Таково вкратце наше политическое положение. Есть еще одна знаменательная черта, ускользающая от внимания как отечественных, так и зарубежных наблюдателей. Это лежащая в основе всего теория, которая гласит, что суверенитет, выше которого нет апелляции, принадлежит народу. Это весьма расплывчатая, неопределенная и поистине беспомощная вещь. Старая пословица гласит, что дело, которое касается каждого, не является ничьим делом. Мы до такой степени размножили выборы, что они идут практически непрерывно. Это формирует партийную организацию, которой и поручается дело, а та, в свою очередь, порождает класс профессиональных политиков, чьим единственным делом в жизни является политика. Человеческая природа берет свое, и они стремятся сделать свое ремесло прибыльным. Вот тут-то и замешаны деньги; и мы видели, как правительство превратилось из простой политической структуры в коммерческую машину, где всем заправляют деньги. Налоги на содержание правительства стали колоссальными, но они составляют лишь малую толю по сравнению с косвенными поборами, основанными на предлоге поощрения отечественной промышленности, которые выбирают столь нерентабельные инвестиции и облагают налогом все население не только ради их поддержки, но и ради их обогащения. Сумма, собираемая таким образом в пользу меньшинства, огромна. Ее хватило бы на содержание регулярных армий всей Европы.

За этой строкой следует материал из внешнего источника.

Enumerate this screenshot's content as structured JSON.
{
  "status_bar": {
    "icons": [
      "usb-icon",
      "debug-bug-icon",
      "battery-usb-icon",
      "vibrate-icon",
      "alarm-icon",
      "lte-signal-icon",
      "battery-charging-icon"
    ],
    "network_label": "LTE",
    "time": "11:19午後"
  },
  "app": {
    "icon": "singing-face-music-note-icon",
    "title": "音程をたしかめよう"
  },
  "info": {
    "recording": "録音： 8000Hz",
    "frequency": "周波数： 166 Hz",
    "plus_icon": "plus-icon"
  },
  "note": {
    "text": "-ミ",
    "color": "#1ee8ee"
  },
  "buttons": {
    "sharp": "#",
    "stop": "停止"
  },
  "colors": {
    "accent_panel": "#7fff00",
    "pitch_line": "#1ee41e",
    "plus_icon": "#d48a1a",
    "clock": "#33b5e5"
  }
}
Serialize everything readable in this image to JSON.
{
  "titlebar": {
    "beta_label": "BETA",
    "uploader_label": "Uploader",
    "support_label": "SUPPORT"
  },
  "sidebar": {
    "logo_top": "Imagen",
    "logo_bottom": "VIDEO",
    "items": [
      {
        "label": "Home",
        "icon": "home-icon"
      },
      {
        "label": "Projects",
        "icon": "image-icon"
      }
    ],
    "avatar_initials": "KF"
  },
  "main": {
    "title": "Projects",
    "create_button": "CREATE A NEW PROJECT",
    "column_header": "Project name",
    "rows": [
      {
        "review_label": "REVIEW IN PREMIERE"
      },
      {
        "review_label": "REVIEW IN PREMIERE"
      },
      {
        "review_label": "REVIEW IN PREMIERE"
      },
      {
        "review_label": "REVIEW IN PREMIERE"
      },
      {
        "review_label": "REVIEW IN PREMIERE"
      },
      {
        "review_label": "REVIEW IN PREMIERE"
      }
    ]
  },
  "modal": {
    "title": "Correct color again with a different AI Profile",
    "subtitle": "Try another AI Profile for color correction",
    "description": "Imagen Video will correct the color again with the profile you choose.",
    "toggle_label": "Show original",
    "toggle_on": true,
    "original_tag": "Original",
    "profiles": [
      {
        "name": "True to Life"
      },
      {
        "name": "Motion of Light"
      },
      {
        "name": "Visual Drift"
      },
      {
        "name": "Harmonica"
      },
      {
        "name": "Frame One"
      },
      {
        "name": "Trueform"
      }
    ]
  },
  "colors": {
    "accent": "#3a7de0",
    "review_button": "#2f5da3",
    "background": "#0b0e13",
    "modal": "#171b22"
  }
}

Тщетно было бы искать в Конституции — ни в букве, ни в духе — хоть какое-то обоснование для подобного злоупотребления.
Эта абсурдная система правления могла бы работать в небольшой компактной общине, где все граждане знают друг друга, должностей немного, а интересы одинаковы. Но когда шестьдесят с лишним миллионов рассеяны по континенту, простирающемуся от Атлантики до Тихого океана и от Великих озер до Мексиканского залива, и когда эти миллионы обособлены друг от друга в сельскохозяйственных занятиях, практическое осуществление такой системы невозможно.

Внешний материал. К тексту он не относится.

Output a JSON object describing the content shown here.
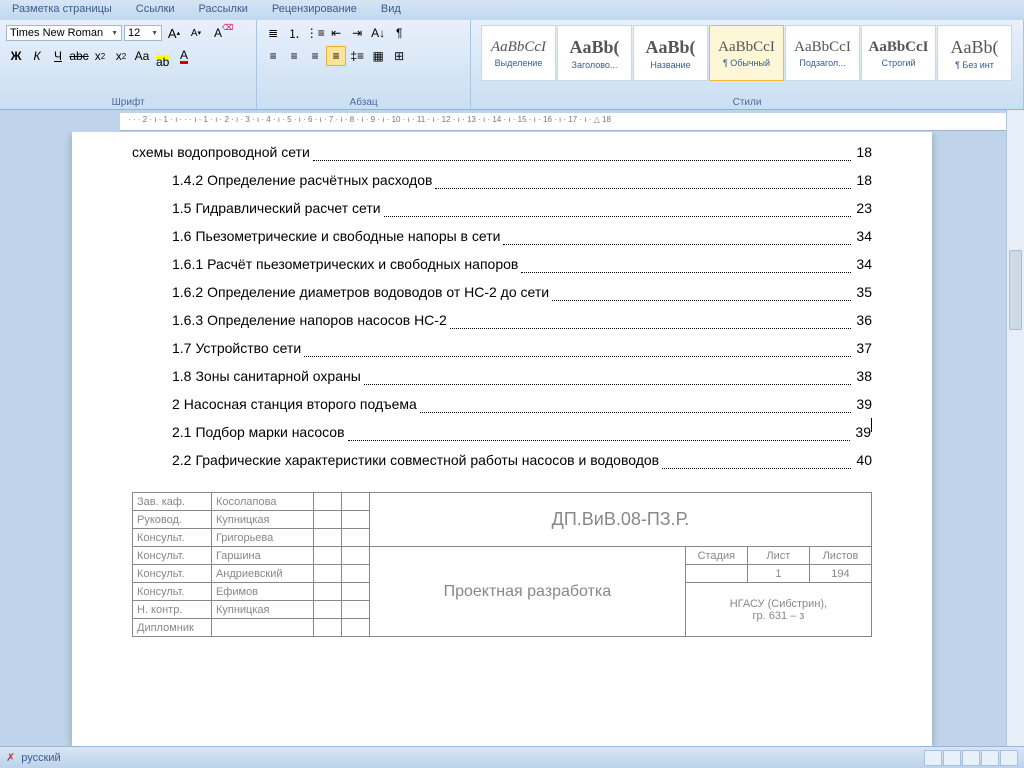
{
  "tabs": {
    "t1": "Разметка страницы",
    "t2": "Ссылки",
    "t3": "Рассылки",
    "t4": "Рецензирование",
    "t5": "Вид"
  },
  "font": {
    "name": "Times New Roman",
    "size": "12"
  },
  "groups": {
    "font": "Шрифт",
    "para": "Абзац",
    "styles": "Стили"
  },
  "styles": {
    "s1": {
      "sample": "AaBbCcI",
      "name": "Выделение"
    },
    "s2": {
      "sample": "AaBb(",
      "name": "Заголово..."
    },
    "s3": {
      "sample": "AaBb(",
      "name": "Название"
    },
    "s4": {
      "sample": "AaBbCcI",
      "name": "¶ Обычный"
    },
    "s5": {
      "sample": "AaBbCcI",
      "name": "Подзагол..."
    },
    "s6": {
      "sample": "AaBbCcI",
      "name": "Строгий"
    },
    "s7": {
      "sample": "AaBb(",
      "name": "¶ Без инт"
    }
  },
  "ruler": "· · · 2 · ı · 1 · ı · · · ı · 1 · ı · 2 · ı · 3 · ı · 4 · ı · 5 · ı · 6 · ı · 7 · ı · 8 · ı · 9 · ı · 10 · ı · 11 · ı · 12 · ı · 13 · ı · 14 · ı · 15 · ı · 16 · ı · 17 · ı · △ 18",
  "toc": [
    {
      "n": "",
      "t": "схемы водопроводной сети",
      "p": "18",
      "cls": ""
    },
    {
      "n": "1.4.2",
      "t": "Определение расчётных расходов",
      "p": "18",
      "cls": "indent1"
    },
    {
      "n": "1.5",
      "t": "Гидравлический расчет сети",
      "p": "23",
      "cls": "indent1"
    },
    {
      "n": "1.6",
      "t": "Пьезометрические и свободные напоры в сети",
      "p": "34",
      "cls": "indent1"
    },
    {
      "n": "1.6.1",
      "t": "Расчёт пьезометрических и свободных напоров",
      "p": "34",
      "cls": "indent1"
    },
    {
      "n": "1.6.2",
      "t": "Определение диаметров водоводов от НС-2 до сети",
      "p": "35",
      "cls": "indent1"
    },
    {
      "n": "1.6.3",
      "t": "Определение напоров насосов НС-2",
      "p": "36",
      "cls": "indent1"
    },
    {
      "n": "1.7",
      "t": "Устройство сети",
      "p": "37",
      "cls": "indent1"
    },
    {
      "n": "1.8",
      "t": "Зоны санитарной охраны",
      "p": "38",
      "cls": "indent1"
    },
    {
      "n": "2",
      "t": "Насосная станция второго подъема",
      "p": "39",
      "cls": "indent1"
    },
    {
      "n": "2.1",
      "t": "Подбор марки насосов",
      "p": "39",
      "cls": "indent1",
      "cursor": true
    },
    {
      "n": "2.2",
      "t": "Графические характеристики совместной работы насосов и водоводов",
      "p": "40",
      "cls": "indent1"
    }
  ],
  "stamp": {
    "r1": {
      "a": "Зав. каф.",
      "b": "Косолапова"
    },
    "r2": {
      "a": "Руковод.",
      "b": "Купницкая"
    },
    "r3": {
      "a": "Консульт.",
      "b": "Григорьева"
    },
    "r4": {
      "a": "Консульт.",
      "b": "Гаршина"
    },
    "r5": {
      "a": "Консульт.",
      "b": "Андриевский"
    },
    "r6": {
      "a": "Консульт.",
      "b": "Ефимов"
    },
    "r7": {
      "a": "Н. контр.",
      "b": "Купницкая"
    },
    "r8": {
      "a": "Дипломник",
      "b": ""
    },
    "code": "ДП.ВиВ.08-ПЗ.Р.",
    "title": "Проектная разработка",
    "h1": "Стадия",
    "h2": "Лист",
    "h3": "Листов",
    "v2": "1",
    "v3": "194",
    "org": "НГАСУ (Сибстрин),\nгр. 631 – з"
  },
  "status": {
    "lang": "русский"
  }
}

В этом и заключается философия американской политики, которую профессор Брайс оказывается не в силах постичь. Свой первый том он посвящает рассмотрению политического устройства в том виде, в каком оно было дано нам его создателями, словно бы таковое пребывает у власти и в повседневной практике. Он не замечает, что оно кануло в Лету как конституционное правительство. Вместо него у нас правительство корпораций, при котором политическая машина выступает в роли придатка и подспорья.
Чтобы понять это, мы должны помнить, что правительство — это та действенная организация, которая непосредственно влияет на права граждан на жизнь, свободу, а также на использование результатов своего труда и их блага, именуемые некоторыми собственностью, а Декларацией независимости — «стремлением к счастью». То, каким образом корпорации узурпировали эту власть, учат нас несколько статистических фактов. У нас есть, например, сто шестьдесят тысяч миль действующих железных дорог. Они опутывают паутиной всю страну и обладают практически монопольным правом на распределение всей нашей продукции. Этот колоссальный инструмент, наделенный суверенитетом через франшизу, вторгается в бизнес и досуг каждого человека. Он находится под контролем и фактическим владением менее чем шестидесяти семей.
У нас есть телеграф, который наука преподнесла нам как почтовое отделение бедняка, состоящее, как оно и есть, из столба, проволоки, батареи и мальчишки, но превращенный в роскошь для богачей благодаря монополии, которая отдает его в руки одного человека.
Все, что человек ест, во что одевается и под чем находит укрытие, в результате этого же процесса корпоративной монополии дорожает в цене ради выгоды немногих привилегированных людей, которые стремительно превращаются в миллионеров, в то время как народ массы страдает.
Таково наше правительство.
Наши читатели не должны обвинять нас в преувеличении. У нас есть неоспоримая статистика относительно существования этой власти, и у нас есть авторитетные источники для обвинения в деспотичном использовании этой власти. Говоря о железнодорожных корпорациях, господа Конклинг, Шерман и Уиндом заявили много лет назад в своем знаменитом докладе Сенату: «Они [железнодорожные компании] могут по своему усмотрению облагать нашу продукцию такими налогами, какие Конгресс никогда не смел даже пытаться ввести». Но фискальный орган, заключающийся в праве вводить налоги, есть высший атрибут суверенитета. Из-за узурпации в британском парламенте, совершенной при попытке обложить налогами американские колонии без их согласия, у нас разразилась Война за независимость. Наши отцы семь лет маршировали босиком, без палаток и в лохмотьях под ружьями, чтобы отстоять принцип, который мы сдаем корпорациям. «Они возвышаются над любым контролем и сами для себя закон», — говорил президент Гарфилд. «Они грабят производителей с одной стороны и акционеров с другой, — восклицал покойный Джеремайя С. Блэк, — и восседают на наших торговых путях подобно баронам-разбойникам на реках Европы. Они назначают членов Палаты, покупают места в Сенате, выбирают для нас кандидатов в президенты и владеют нашими судами».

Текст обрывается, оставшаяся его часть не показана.